Cybermenaces en santé : L'Anssi livre son diagnostic et les remèdes

Dans un dernier rapport, l'agence nationale de la sécurité des systèmes d'information dresse un état des lieux des menaces affectant le secteur de la santé. De l'extorsion par rançongiciels à la revente de données volées en passant par l'espionnage et la déstabilisation, l'éventail des risques est large tout comme les moyens de protéger.

Pour les cybercriminels, les acteurs de la santé sont devenus une véritable poule aux oeufs d'or. Il faut dire que tous les acteurs de ce milieu (hôpitaux, laboratoires d'analyse médicale...) ont négligé pendant des années les mises à jour de systèmes, des investissements aussi bien que des actions de prévention/sensibilisation efficaces pour faire face au pire. Dans un dernier rapport "Secteur de la santé - Etat de la menace informatique", l'agence nationale de la sécurité des systèmes d'information (Anssi) s'est penchée sur les différentes menaces ciblant ce domaine et émis ses recommandations pour tenter d'y faire face. A noter que le rapport prend en compte les évolutions de la menace entre 2020 et 2024 et que les patients ne sont pas inclus dans son périmètre d'étude.

"Parmi les incidents et signalements transmis à l’Anssi entre janvier 2022 et décembre 2023 dans le secteur de la santé, 86% concernaient des établissements de santé, 7% des organisations productrices de produits pharmaceutiques, 5% des centres de recherche médicale et 2% les ministères en charge des politiques de santé et leurs établissements publics. La part de ces événements dans le total des incidents ou signalements traités par l’Agence n’a cessé d’augmenter, passant de 2,87% en 2020, à 11,4% en 2023", indique l'agence. Selon ses statistiques, les incidents touchant des établissements de santé observés en 2022 et 2023 sont réparties à part égales entre des compromissions de comptes de messagerie parfois couplées à des envois de courriels d’hameçonnage, des chiffrements par rançongiciels et des exfiltrations de données ou encore des indisponibilités temporaires liées à des dénis de service, et enfin des comportements à risque d’utilisateurs (téléchargement de logiciels infectés, clés USB vérolées...) et des problèmes matériels tels que des pannes, ainsi que des compromissions par des codes malveillants aux conséquences très limitées.
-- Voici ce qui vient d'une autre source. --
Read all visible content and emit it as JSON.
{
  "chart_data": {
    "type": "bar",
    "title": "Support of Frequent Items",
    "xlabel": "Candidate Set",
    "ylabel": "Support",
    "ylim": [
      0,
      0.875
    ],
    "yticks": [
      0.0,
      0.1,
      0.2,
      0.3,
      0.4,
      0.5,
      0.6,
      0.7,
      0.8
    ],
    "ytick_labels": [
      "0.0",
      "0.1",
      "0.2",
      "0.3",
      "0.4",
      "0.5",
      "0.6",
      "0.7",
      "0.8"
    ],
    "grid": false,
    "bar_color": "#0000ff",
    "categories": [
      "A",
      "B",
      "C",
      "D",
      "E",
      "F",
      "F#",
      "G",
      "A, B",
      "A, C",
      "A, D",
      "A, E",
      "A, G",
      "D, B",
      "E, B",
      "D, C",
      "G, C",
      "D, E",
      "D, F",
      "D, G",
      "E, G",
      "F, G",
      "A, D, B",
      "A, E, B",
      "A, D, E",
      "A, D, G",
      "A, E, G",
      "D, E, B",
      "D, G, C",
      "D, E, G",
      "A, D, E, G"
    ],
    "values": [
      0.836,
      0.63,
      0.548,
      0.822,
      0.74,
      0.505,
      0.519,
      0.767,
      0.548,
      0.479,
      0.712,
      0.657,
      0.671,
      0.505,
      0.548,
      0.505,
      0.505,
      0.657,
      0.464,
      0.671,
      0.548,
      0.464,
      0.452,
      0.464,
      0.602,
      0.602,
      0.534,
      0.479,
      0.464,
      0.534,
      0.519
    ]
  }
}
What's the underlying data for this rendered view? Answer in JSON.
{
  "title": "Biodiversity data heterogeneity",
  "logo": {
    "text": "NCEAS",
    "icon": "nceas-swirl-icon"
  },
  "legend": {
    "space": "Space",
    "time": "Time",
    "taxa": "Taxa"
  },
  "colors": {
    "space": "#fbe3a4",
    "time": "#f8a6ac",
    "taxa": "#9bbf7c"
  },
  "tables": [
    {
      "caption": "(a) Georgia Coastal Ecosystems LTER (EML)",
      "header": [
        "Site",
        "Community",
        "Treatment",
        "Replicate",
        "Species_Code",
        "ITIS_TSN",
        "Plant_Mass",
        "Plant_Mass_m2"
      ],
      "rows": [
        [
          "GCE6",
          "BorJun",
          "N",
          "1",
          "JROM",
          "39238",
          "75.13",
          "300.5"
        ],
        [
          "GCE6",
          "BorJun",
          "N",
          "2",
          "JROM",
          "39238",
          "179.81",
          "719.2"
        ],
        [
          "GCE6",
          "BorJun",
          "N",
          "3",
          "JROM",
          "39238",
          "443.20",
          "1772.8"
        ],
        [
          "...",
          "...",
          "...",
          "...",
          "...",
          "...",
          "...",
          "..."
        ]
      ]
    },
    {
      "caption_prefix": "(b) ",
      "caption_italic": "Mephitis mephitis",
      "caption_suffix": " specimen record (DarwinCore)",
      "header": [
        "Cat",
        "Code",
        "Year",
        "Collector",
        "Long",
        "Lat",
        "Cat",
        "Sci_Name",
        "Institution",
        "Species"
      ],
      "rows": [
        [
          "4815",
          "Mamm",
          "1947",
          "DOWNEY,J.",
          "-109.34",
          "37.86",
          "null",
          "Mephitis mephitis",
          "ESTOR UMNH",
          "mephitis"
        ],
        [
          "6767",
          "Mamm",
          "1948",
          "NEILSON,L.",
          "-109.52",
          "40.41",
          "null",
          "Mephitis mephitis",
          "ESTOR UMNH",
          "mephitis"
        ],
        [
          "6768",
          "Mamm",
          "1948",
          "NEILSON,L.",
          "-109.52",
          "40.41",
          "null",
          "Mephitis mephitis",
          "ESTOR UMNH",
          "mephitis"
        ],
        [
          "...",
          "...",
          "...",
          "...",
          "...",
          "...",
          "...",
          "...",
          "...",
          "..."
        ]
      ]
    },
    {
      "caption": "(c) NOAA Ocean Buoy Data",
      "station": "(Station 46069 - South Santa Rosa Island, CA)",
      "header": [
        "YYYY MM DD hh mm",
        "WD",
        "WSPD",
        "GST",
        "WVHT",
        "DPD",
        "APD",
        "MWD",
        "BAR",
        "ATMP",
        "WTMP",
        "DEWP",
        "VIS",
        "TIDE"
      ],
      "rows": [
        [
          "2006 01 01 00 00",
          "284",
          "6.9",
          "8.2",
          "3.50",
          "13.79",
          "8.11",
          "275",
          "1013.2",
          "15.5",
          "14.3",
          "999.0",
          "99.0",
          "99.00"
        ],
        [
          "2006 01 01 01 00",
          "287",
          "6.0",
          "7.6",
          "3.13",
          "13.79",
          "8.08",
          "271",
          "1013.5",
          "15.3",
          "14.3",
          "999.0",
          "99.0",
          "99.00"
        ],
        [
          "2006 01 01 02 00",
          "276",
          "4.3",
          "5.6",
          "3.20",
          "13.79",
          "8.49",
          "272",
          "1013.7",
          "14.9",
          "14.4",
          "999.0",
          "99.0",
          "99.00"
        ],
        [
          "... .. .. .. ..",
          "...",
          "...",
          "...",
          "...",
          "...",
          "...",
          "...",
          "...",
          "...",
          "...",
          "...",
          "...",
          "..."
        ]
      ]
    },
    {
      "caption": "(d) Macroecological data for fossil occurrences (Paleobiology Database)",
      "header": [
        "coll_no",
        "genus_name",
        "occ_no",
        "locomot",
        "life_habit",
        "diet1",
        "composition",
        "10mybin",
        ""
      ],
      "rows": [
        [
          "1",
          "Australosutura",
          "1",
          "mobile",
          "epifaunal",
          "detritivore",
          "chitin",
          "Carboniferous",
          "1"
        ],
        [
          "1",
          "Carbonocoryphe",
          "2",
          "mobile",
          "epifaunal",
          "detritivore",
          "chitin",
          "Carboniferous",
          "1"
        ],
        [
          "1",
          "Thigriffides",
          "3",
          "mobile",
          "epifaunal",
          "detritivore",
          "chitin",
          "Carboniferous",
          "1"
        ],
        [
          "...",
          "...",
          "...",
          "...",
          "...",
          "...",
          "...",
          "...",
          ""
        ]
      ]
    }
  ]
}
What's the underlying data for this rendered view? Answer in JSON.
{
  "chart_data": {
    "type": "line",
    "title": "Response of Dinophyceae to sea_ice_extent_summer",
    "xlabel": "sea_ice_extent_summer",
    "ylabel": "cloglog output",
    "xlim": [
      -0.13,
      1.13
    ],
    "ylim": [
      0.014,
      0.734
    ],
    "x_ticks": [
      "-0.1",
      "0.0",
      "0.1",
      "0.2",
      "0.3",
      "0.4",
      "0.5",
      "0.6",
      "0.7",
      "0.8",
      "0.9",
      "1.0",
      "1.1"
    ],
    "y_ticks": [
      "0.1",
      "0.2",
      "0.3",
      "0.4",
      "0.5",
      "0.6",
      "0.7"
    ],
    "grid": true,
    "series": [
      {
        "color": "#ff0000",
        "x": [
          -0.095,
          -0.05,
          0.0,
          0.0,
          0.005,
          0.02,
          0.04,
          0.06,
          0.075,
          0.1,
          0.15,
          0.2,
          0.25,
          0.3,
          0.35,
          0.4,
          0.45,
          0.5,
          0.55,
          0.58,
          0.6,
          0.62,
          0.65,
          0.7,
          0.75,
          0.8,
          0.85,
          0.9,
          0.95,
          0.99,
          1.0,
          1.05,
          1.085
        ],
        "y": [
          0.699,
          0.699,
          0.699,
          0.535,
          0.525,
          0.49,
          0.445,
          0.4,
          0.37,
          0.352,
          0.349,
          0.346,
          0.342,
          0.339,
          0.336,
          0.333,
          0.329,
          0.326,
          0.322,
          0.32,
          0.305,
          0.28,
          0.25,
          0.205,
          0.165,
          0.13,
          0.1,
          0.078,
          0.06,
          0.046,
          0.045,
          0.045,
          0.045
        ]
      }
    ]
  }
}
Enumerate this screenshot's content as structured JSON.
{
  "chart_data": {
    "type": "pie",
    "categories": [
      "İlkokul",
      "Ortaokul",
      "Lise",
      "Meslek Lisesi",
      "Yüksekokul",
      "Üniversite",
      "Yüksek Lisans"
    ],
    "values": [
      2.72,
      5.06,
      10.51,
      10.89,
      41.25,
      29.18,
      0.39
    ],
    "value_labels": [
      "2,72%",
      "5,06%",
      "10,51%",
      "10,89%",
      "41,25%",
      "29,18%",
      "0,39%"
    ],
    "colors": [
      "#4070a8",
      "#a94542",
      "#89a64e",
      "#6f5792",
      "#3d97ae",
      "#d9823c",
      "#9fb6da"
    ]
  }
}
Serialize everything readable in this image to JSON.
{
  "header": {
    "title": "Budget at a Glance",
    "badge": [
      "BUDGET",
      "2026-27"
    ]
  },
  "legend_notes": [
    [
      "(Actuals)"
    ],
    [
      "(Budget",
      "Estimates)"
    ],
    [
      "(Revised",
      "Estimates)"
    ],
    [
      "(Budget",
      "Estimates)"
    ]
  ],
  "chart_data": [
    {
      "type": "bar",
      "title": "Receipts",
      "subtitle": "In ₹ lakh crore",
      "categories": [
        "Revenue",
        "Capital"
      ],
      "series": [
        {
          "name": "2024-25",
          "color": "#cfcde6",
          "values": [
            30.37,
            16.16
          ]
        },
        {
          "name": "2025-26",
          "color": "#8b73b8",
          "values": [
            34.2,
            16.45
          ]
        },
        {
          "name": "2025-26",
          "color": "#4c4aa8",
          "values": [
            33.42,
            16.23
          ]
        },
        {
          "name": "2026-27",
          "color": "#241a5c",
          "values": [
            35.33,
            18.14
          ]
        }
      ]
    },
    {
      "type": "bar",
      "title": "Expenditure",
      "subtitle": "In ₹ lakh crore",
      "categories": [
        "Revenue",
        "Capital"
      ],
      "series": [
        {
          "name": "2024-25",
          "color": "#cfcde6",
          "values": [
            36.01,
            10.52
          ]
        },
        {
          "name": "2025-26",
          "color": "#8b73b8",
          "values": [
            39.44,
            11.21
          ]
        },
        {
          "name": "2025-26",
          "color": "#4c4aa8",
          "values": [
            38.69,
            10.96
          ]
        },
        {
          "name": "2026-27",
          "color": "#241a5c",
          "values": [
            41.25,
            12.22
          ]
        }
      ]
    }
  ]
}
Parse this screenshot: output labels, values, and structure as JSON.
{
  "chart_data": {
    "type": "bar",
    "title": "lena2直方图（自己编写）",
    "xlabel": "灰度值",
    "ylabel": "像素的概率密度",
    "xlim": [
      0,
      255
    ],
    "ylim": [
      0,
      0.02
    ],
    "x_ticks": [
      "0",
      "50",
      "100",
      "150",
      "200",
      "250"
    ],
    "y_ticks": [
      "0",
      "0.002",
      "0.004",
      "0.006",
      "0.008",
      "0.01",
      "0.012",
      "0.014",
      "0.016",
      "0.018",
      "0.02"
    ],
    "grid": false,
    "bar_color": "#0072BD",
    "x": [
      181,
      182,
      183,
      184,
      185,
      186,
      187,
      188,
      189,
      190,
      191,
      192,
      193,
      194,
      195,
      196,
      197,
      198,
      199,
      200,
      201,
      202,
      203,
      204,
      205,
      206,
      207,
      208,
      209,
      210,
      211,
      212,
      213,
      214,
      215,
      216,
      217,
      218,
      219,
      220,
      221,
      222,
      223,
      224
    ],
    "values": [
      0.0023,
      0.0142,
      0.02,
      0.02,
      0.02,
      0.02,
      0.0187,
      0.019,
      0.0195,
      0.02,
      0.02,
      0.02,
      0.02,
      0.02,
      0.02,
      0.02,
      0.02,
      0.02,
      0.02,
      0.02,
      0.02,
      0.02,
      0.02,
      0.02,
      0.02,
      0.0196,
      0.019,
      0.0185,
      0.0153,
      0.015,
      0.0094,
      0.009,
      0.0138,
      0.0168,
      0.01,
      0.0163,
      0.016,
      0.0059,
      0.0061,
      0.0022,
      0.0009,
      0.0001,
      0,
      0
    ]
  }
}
Une approche tous azimuts de la cybersécurité

Parmi les principales menaces à finalité lucrative, l'Anssi fait ressortir d'abord les attaques par rançongiciel à des fins d'extorsion (contre des prestataires de soins, des prestataires de services pour le secteur de la santé et des industriels de produits de santé), de l'exfiltration de données à des fins de revente, et des compromissions à des fins de fraude. Deux autres catégories de menaces ont également été identifiées : à finalité d'espionnage (ciblages dans le contexte de la crise du Covid-19 et stratégique) et de déstabilisation (déni de service distribué, exfiltration de données à des fins de divulgation publique, et sabotage.)

Pour mieux se protéger des cyberattaquants, l'Anssi propose de nombreuses recommandations, rappelant en premier lieu l'importance d'une approche globale de la sécurité (actifs devant être protégés, état du SI et compétences des équipes, nature des menaces, risques et priorisation des actions...). La sécurisation tous azimuts préconisée par l'agence touche de nombreux domaines : RH, gestion des risques, développement et maintenance, architecture, IAM, gestion des failles, logs et détection des événements de sécurité, et capacité de résilience du système d'information.) Parmi les préconisations à suivre : sensibiliser les utilisateurs et administrateurs de SI, réaliser une cartographie de son SI et de son environnement, mener une analyse de risque, inclure des exigences de sécurité dans les cahiers des charges, cloisonner et filtrer les différents SI, déployer du chiffrement à tous les étages, protéger les données d'authentification, limiter les droits d'accès aux données sensibles, durcir la configuration des équipements, maintenir à jour son SI et ses règles de détection, définir un PRA/PCA, tester ses sauvegardes... « En complément de ces recommandations, une attention particulière doit être portée aux annuaires Active Directory, éléments critiques du SI qui permettent la gestion centralisée des comptes, des ressources et des permissions. Utiliser le service ADS et appliquer les recommandations fournies par le service permet d’améliorer considérablement la sécurité des annuaires Active Directory. », indique par ailleurs l'agence.